Up north, the Big Ten and Big East appear likely to beat themselves up enough to prevent a true No. 1 seed contender from emerging. Villanova’s bad home loss to Marquette leaves them with five on the year and very little margin for error down the stretch despite their lofty (NET No. 6) ranking. Meanwhile, Purdue has separated itself from the pack in the Big 10 but has suffered three losses, including two of their five Q1 games. While they have six Q1 opportunities remaining, three of them are on the road against NET Top 40 teams, and the Big Ten’s depth has bitten many a favorite this season in Q2/Q3 matchups. So like Villanova, the Boilermakers likely have little remaining margin for error.

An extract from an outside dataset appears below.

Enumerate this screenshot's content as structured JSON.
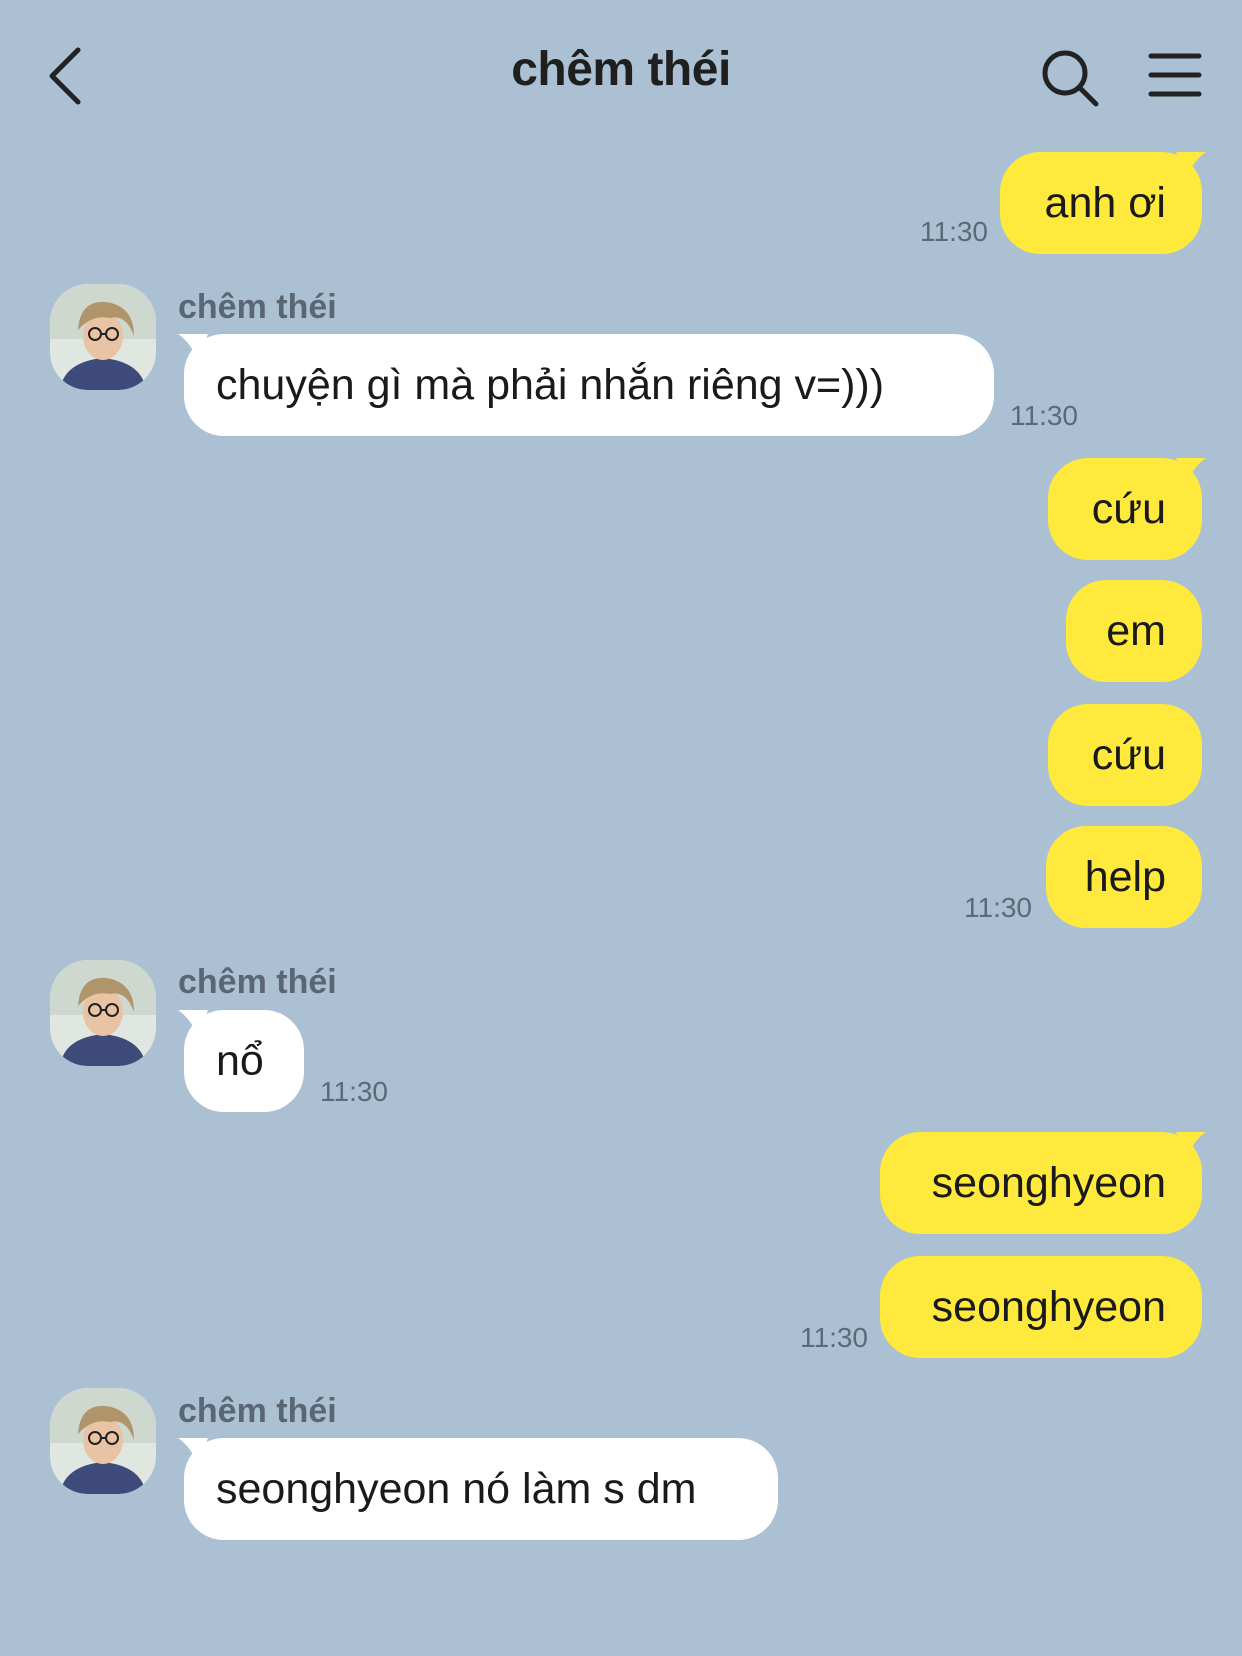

What does all this mean for Duke? I’d argue there’s a very high likelihood that two No. 1 seeds will be distributed between Auburn, Kansas, and Baylor come Selection Sunday. With Villanova sputtering and the Big Ten looking more likely to yield multiple No. 2 and 3 seeds rather than a No. 1, Duke may find themselves comparing their resume to teams out West in the hopes of claiming one of the remaining top seeds. With victories over Gonzaga and Kentucky that none of the Pac 12 teams can match atop their resume, the Blue Devils would have a strong argument against any of those squads if they finish with similar records; and if Gonzaga falters in conference, Duke could point to their head-to-head victory to potentially be seeded ahead of the Bulldogs.
It’s a long way until March, but it certainly seems like Duke’s path to a No. 1 seed could, surprisingly, rely heavily on what happens out West.